Awkward to the last: Britain and the EU

Posted in: Brexit, Political ideologies, UK politics

Professor David Galbreath is Professor of International Security and Dean of the University of Bath’s Department of Social and Policy Sciences

Following the Supreme Court ruling on the UK Government’s plans to trigger Article 50 of the Lisbon Treaty, Theresa May delivered a 1-page draft bill to Parliament which purposed ‘to confer power on the Prime Minister to notify, under Article 50(2) of the Treaty on European Union, the United Kingdom’s intention to withdraw from the EU’. What will most likely become the European Union Act of 2017 signals the beginning of the end for UK membership of the most economically and politically powerful trading bloc in history.

In his book An Awkward Partner, Professor Stephen George set out to characterise the British role in the EU, stating that while the UK became a member of what was then the European Communities in 1973, it was never all the way in. For European integrationists, the UK was a regular break from ‘an ever-deeper partnership’ – while for European federalists, the UK encouraged state sovereignty that allowed for ‘variable speeds’ of integration. In other words, the UK became a sui generis member of a sui generis institution.

Author of Article 50 of the Lisbon Treaty when he was Secretary-General of the EU Convention in 2002-03, Lord Kerr set out in a recent talk just how ‘awkward’ and ‘sui generis’ the UK would continue to be – even through the act of withdrawal from membership of the EU. Entitled “Brexit: Will Divorce be damaging, and could it be amicable?”, Lord Kerr’s public lecture – which was hosted by the Institute for Policy Research on campus at the University of Bath – evidenced the argument that in addition to being damaging, Brexit would be very unlikely to be amicable either at home or in Europe.

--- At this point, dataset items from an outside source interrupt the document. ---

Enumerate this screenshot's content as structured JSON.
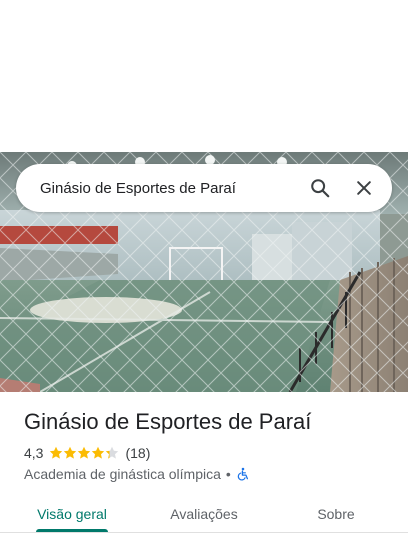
{
  "search": {
    "query": "Ginásio de Esportes de Paraí",
    "search_icon": "search-icon",
    "close_icon": "close-icon"
  },
  "place": {
    "name": "Ginásio de Esportes de Paraí",
    "rating": "4,3",
    "stars": 4.3,
    "reviews_count": "(18)",
    "category": "Academia de ginástica olímpica",
    "separator": "•",
    "accessibility_icon": "wheelchair-icon"
  },
  "tabs": [
    {
      "label": "Visão geral",
      "active": true
    },
    {
      "label": "Avaliações",
      "active": false
    },
    {
      "label": "Sobre",
      "active": false
    }
  ],
  "colors": {
    "accent": "#00796b",
    "star": "#fbbc04",
    "accessibility": "#1a73e8"
  }
}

Lord Kerr reminded us that it was Margaret Thatcher who made the strongest argument for UK membership of the EU. The UK was “stronger in Washington because we were seen to be strong in Brussels, and stronger in Brussels because we were seen to be strong in Washington.” Furthermore, the country was comfortable to assume an identity that was both British and European at that time, which followed the post-war settlement, the major political movements in the region and the quick turnaround in trade after the 1973 accession. Thatcher knew that Britain had an awkward role in the EU, but that it was a role which suited Britain in terms of where it wanted to be in Europe and the world.

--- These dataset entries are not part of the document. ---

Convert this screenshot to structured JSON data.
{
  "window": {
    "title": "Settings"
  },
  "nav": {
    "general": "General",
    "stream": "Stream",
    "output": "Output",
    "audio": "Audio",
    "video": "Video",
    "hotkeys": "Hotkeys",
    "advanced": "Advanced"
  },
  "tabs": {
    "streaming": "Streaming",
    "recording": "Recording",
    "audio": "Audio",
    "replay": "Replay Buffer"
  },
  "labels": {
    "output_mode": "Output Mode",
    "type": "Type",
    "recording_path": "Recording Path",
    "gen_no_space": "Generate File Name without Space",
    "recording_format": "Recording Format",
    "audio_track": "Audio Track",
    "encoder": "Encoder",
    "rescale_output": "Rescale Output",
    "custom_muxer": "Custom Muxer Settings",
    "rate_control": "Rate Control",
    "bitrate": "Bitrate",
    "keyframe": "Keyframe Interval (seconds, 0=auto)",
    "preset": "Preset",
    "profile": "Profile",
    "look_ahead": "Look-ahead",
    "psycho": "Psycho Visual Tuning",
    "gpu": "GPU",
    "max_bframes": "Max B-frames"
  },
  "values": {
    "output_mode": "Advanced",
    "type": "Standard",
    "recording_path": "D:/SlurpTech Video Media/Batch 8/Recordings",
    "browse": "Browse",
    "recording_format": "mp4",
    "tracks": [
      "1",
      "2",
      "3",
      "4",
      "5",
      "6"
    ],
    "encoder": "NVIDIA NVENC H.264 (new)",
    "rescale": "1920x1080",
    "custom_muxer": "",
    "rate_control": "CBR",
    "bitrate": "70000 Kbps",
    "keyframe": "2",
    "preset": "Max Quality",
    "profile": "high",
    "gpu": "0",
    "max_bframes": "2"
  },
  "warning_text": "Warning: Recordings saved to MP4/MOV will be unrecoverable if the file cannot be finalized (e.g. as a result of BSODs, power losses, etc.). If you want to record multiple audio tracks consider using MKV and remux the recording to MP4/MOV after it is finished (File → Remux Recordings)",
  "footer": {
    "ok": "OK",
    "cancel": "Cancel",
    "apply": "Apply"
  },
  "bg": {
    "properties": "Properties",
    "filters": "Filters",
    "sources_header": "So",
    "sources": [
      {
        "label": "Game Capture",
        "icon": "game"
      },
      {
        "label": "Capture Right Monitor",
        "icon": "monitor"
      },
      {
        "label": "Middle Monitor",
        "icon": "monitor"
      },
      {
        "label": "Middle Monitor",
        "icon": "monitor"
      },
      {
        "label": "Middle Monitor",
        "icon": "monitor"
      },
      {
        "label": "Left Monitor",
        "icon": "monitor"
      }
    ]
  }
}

Prime Ministers John Major and Tony Blair followed suit with a vision for Britain that was both strongly European and Atlanticist. Even more, both Major and Blair sought to enlarge the EU so that it would include more states which were like the UK, and would seek a federal rather than integrated Europe. Denmark, which joined at the same time as the UK and was similarly inclined towards Brussels, was joined by Finland and Sweden in 1995. Following this, the augmentation of the bloc continued with the 2004 Enlargement, which brought 10 new member states (Cyprus, the Czech Republic, Estonia, Hungary, Latvia, Lithuania, Malta, Poland, Slovakia and Slovenia); further enlargements in 2007 to include Bulgaria and Romania; and the 2013 accession of Croatia. Successive British prime ministers saw this as a way to slow down European integration – and, to all intents and purposes, it worked.

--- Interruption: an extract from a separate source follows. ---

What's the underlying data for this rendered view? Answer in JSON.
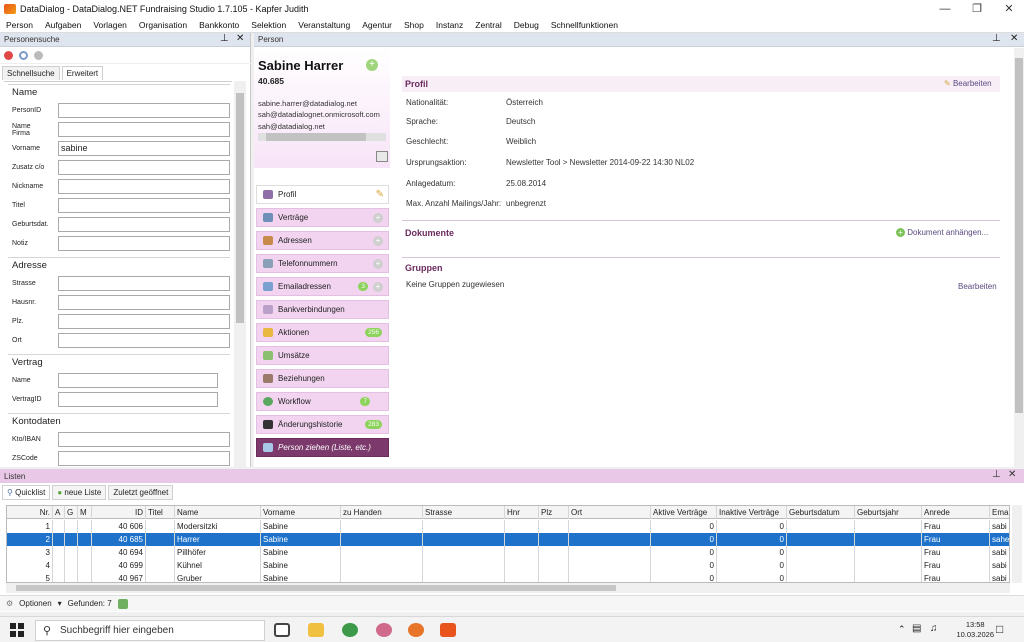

Yet even before the 2004 enlargement the UK (as well as Ireland and Sweden) had opened its economy to EU accession state populations, with the greatest EU migration to the UK being in the years prior to their home country’s inclusion in the bloc.

While EU migration has continued to decline, especially following the 2007-2012 financial crisis, the impact of EU and world immigration to the UK has had identifiable impacts on many communities across the UK – especially in areas that voted to remain in the EU, an irony not lost on remainers. Whereas net migration from the EU has declined over time, the percentage of the population that was not born in the UK has increased. The view on immigration was the single most important indicator for voting to remain or leave the EU in the 23 July 2016 referendum.

The cost of ‘divorce’ is high, and Lord Kerr laid out well the negotiations that will have to go on around trade, industries, banking, and the atomic energy sector – not to mention the status of UK citizens throughout the EU, as well as the EU citizen in the UK. Controlling immigration may give a sense of power to many communities, but it will not solve the problems that existed before the referendum and, in some cases, will be exacerbated by it.

The mistake that the UK government is making is assuming that British industry and products (though not labour) will be needed in Europe going forward, despite the fact that in a globalised world there are many economies that will thrive on being an alternative to the UK in European trade and finance. Already Germany and the Netherlands are receiving marked increases in business and capital that previously would have gone to the UK, and from those that would have invested in the UK but will not following the triggering of Article 50.

To say that Donald Trump and Vladimir Putin are the only winners in this situation gives the European economies too little credit and discounts the power of new regional economic blocs that just might use this opportunity to build a real alternative to Europe and the UK as a whole. Now that would be awkward.